Jakarta, Bimas Islam --- Sekretaris Ditjen Bimas Islam Kementerian Agama, M. Fuad Nasar mengatakan, Dewan Pengawas Syariah (DPS) pada Lembaga Amil Zakat (LAZ) memiliki peran penting dan strategis dalam pengawasan syariat pengelolaan dana zakat, infak, sedekah, dan dana sosial keagamaan lainnya.
“DPS bertanggung jawab memastikan pengumpulan, pendistribusian, pendayagunaan, dan tata kelola LAZ sesuai prinsip-prinsip syariat,” kata Fuad yang juga Pegiat dan Pemerhati Filantropi Islam saat dihubungi tim pemberitaan Bimas Islam, Jumat (14/01).
Fuad menjelaskan, dalam Undang-Undang Pengelolaan Zakat (UU No 23 Tahun 2011), DPS menjadi salah satu persyaratan perizinan yang harus dimiliki LAZ. Oleh karena itu, lanjut Fuad, kualifikasi anggota DPS tentu harus diperhatikan dan itu perlu pengaturan tanpa menyulitkan para pemangku kepentingan.
“DPS, sesuai namanya dewan pengawas syariah, idealnya berperan mengarahkan dan mengawasi secara intern pengelolaan zakat di lembaga bersangkutan. Mulai dari perencanaan, pelaksanaan, dan pelaporan untuk memastikan telah sesuai syariat dan mematuhi ketentuan yang berlaku,” urainya.
Selain itu, Fuad menyatakan, fungsi DPS dan audit syariah yang dilakukan Kemenag saling mendukung untuk menghasilkan tata kelola zakat yang amanah dan akuntabel. Beberapa tahun lalu Kemenag pernah mengadakan temu konsultasi DPS.
“DPS juga bertugas memberi nasihat kepada manajemen LAZ terkait kepatuhan syariah maupun dalam persiapan audit yang dilakukan auditor syariah dari Kemenag,” pungkasnya.
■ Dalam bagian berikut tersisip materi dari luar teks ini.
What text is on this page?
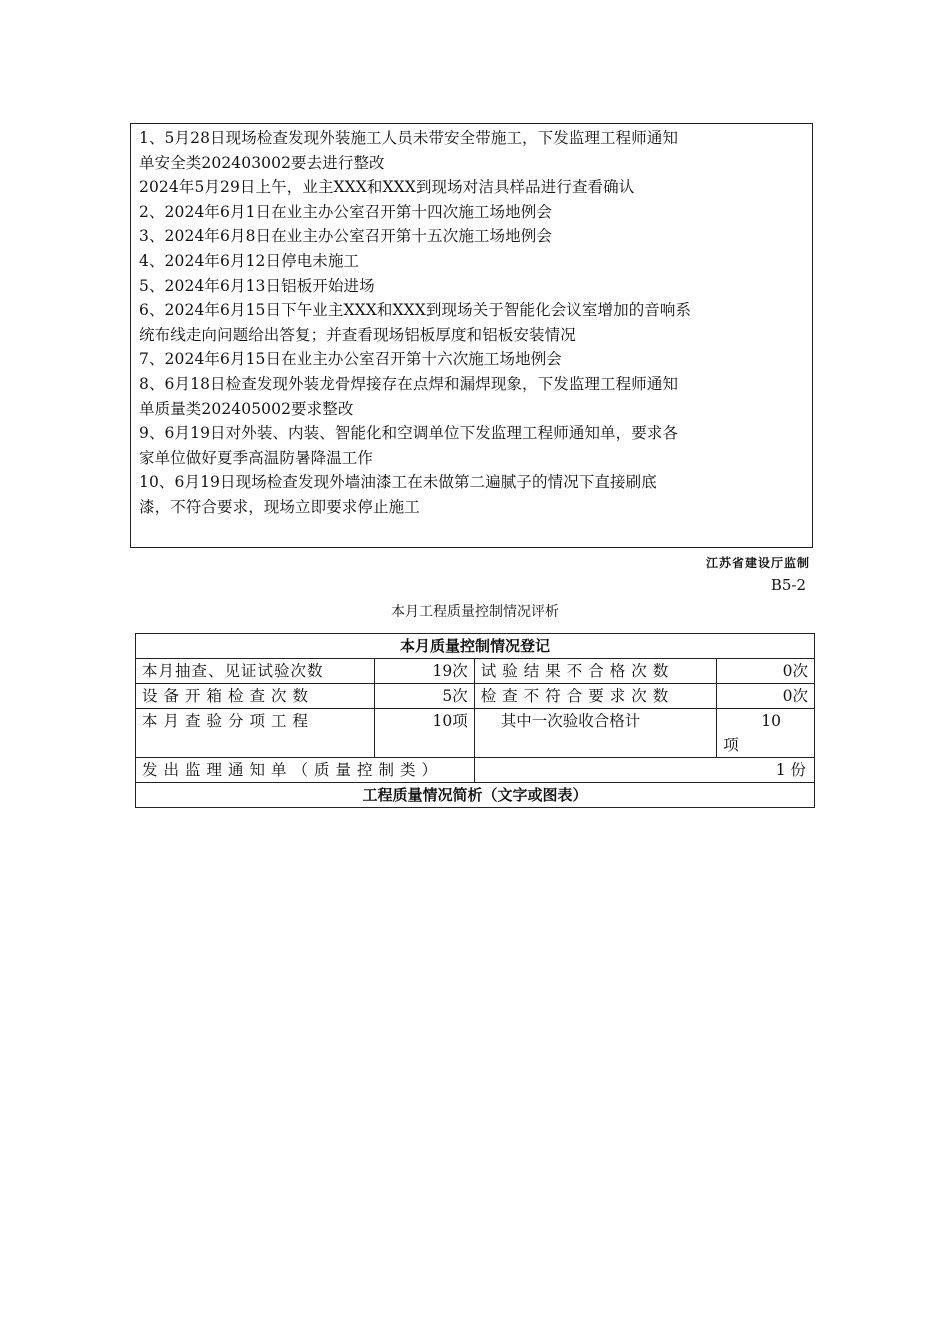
1、5月28日现场检查发现外装施工人员未带安全带施工，下发监理工程师通知

单安全类202403002要去进行整改

2024年5月29日上午，业主XXX和XXX到现场对洁具样品进行查看确认

2、2024年6月1日在业主办公室召开第十四次施工场地例会

3、2024年6月8日在业主办公室召开第十五次施工场地例会

4、2024年6月12日停电未施工

5、2024年6月13日铝板开始进场

6、2024年6月15日下午业主XXX和XXX到现场关于智能化会议室增加的音响系

统布线走向问题给出答复；并查看现场铝板厚度和铝板安装情况

7、2024年6月15日在业主办公室召开第十六次施工场地例会

8、6月18日检查发现外装龙骨焊接存在点焊和漏焊现象，下发监理工程师通知

单质量类202405002要求整改

9、6月19日对外装、内装、智能化和空调单位下发监理工程师通知单，要求各

家单位做好夏季高温防暑降温工作

10、6月19日现场检查发现外墙油漆工在未做第二遍腻子的情况下直接刷底

漆，不符合要求，现场立即要求停止施工

江苏省建设厅监制
B5-2
本月工程质量控制情况评析
本月质量控制情况登记			
本月抽查、见证试验次数	19次	试验结果不合格次数	0次
设备开箱检查次数	5次	检查不符合要求次数	0次
本月查验分项工程	10项	其中一次验收合格计	10
项

发出监理通知单（质量控制类）		1 份	
工程质量情况简析（文字或图表）			
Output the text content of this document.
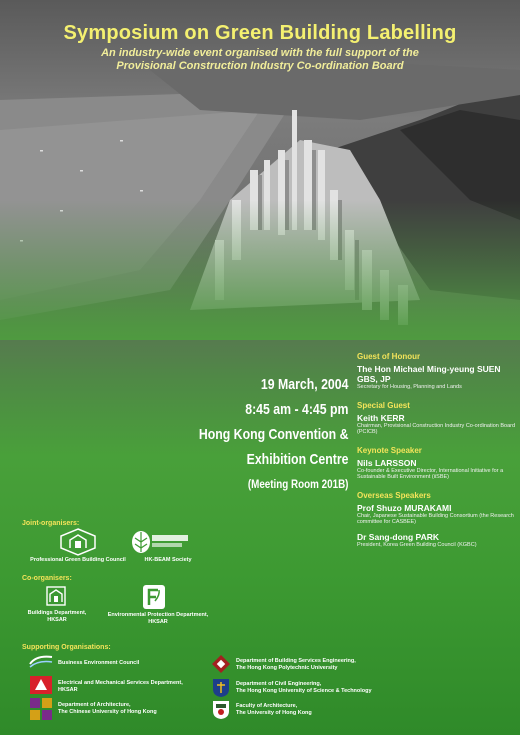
Symposium on Green Building Labelling
An industry-wide event organised with the full support of the
Provisional Construction Industry Co-ordination Board
19 March, 2004
8:45 am - 4:45 pm
Hong Kong Convention &
Exhibition Centre
(Meeting Room 201B)
Guest of Honour
The Hon Michael Ming-yeung SUEN GBS, JP
Secretary for Housing, Planning and Lands
Special Guest
Keith KERR
Chairman, Provisional Construction Industry Co-ordination Board (PCICB)
Keynote Speaker
Nils LARSSON
Co-founder & Executive Director, International Initiative for a Sustainable Built Environment (iiSBE)
Overseas Speakers
Prof Shuzo MURAKAMI
Chair, Japanese Sustainable Building Consortium (the Research committee for CASBEE)
Dr Sang-dong PARK
President, Korea Green Building Council (KGBC)
Joint-organisers:
Professional Green Building Council	HK-BEAM Society
Co-organisers:
Buildings Department,
HKSAR
Environmental Protection Department,
HKSAR
Supporting Organisations:
Business Environment Council
Electrical and Mechanical Services Department,
HKSAR
Department of Architecture,
The Chinese University of Hong Kong
Department of Building Services Engineering,
The Hong Kong Polytechnic University
Department of Civil Engineering,
The Hong Kong University of Science & Technology
Faculty of Architecture,
The University of Hong Kong
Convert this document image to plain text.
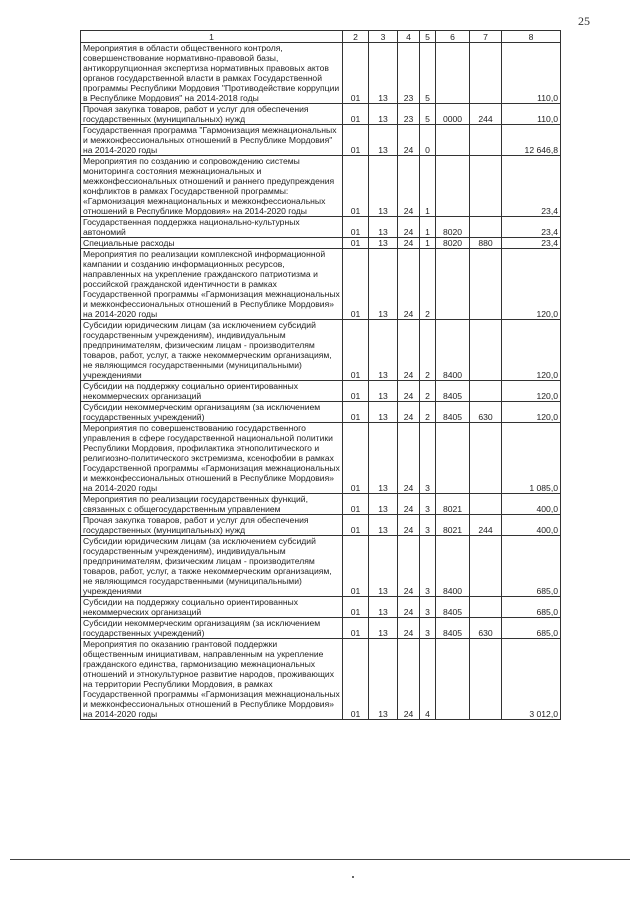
25
1	2	3	4	5	6	7	8
Мероприятия в области общественного контроля, совершенствование нормативно-правовой базы, антикоррупционная экспертиза нормативных правовых актов органов государственной власти в рамках Государственной программы Республики Мордовия "Противодействие коррупции в Республике Мордовия" на 2014-2018 годы	01	13	23	5			110,0
Прочая закупка товаров, работ и услуг для обеспечения государственных (муниципальных) нужд	01	13	23	5	0000	244	110,0
Государственная программа "Гармонизация межнациональных и межконфессиональных отношений в Республике Мордовия" на 2014-2020 годы	01	13	24	0			12 646,8
Мероприятия по созданию и сопровождению системы мониторинга состояния межнациональных и межконфессиональных отношений и раннего предупреждения конфликтов в рамках Государственной программы: «Гармонизация межнациональных и межконфессиональных отношений в Республике Мордовия» на 2014-2020 годы	01	13	24	1			23,4
Государственная поддержка национально-культурных автономий	01	13	24	1	8020		23,4
Специальные расходы	01	13	24	1	8020	880	23,4
Мероприятия по реализации комплексной информационной кампании и созданию информационных ресурсов, направленных на укрепление гражданского патриотизма и российской гражданской идентичности в рамках Государственной программы «Гармонизация межнациональных и межконфессиональных отношений в Республике Мордовия» на 2014-2020 годы	01	13	24	2			120,0
Субсидии юридическим лицам (за исключением субсидий государственным учреждениям), индивидуальным предпринимателям, физическим лицам - производителям товаров, работ, услуг, а также некоммерческим организациям, не являющимся государственными (муниципальными) учреждениями	01	13	24	2	8400		120,0
Субсидии на поддержку социально ориентированных некоммерческих организаций	01	13	24	2	8405		120,0
Субсидии некоммерческим организациям (за исключением государственных учреждений)	01	13	24	2	8405	630	120,0
Мероприятия по совершенствованию государственного управления в сфере государственной национальной политики Республики Мордовия, профилактика этнополитического и религиозно-политического экстремизма, ксенофобии в рамках Государственной программы «Гармонизация межнациональных и межконфессиональных отношений в Республике Мордовия» на 2014-2020 годы	01	13	24	3			1 085,0
Мероприятия по реализации государственных функций, связанных с общегосударственным управлением	01	13	24	3	8021		400,0
Прочая закупка товаров, работ и услуг для обеспечения государственных (муниципальных) нужд	01	13	24	3	8021	244	400,0
Субсидии юридическим лицам (за исключением субсидий государственным учреждениям), индивидуальным предпринимателям, физическим лицам - производителям товаров, работ, услуг, а также некоммерческим организациям, не являющимся государственными (муниципальными) учреждениями	01	13	24	3	8400		685,0
Субсидии на поддержку социально ориентированных некоммерческих организаций	01	13	24	3	8405		685,0
Субсидии некоммерческим организациям (за исключением государственных учреждений)	01	13	24	3	8405	630	685,0
Мероприятия по оказанию грантовой поддержки общественным инициативам, направленным на укрепление гражданского единства, гармонизацию межнациональных отношений и этнокультурное развитие народов, проживающих на территории Республики Мордовия, в рамках Государственной программы «Гармонизация межнациональных и межконфессиональных отношений в Республике Мордовия» на 2014-2020 годы	01	13	24	4			3 012,0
Sebagai informasi, Direktorat Pemberdayaan Zakat dan Wakaf Kemenag, Dewan Syariah Majelis Ulama Indonesia (MUI), Badan Amil Zakat Nasional (Baznas), dan unsur lainnya akan menyusun draf standar kompetensi bagi Dewan Pengawas Syariah (DPS) Lembaga Amil Zakat (LAZ).
(Tommy)
Sekretariat Ditjen Bimas Islam
Rakor Kemenko PMK: Wajib Halal Oktober 2026 Tetap Sesuai Jadwal
Jakarta, Bimas Islam — Implementasi Wajib Halal Oktober 2026 dipastikan tetap berjalan sesuai jadwal. Hal itu disepakati kementerian dan lembaga terkait…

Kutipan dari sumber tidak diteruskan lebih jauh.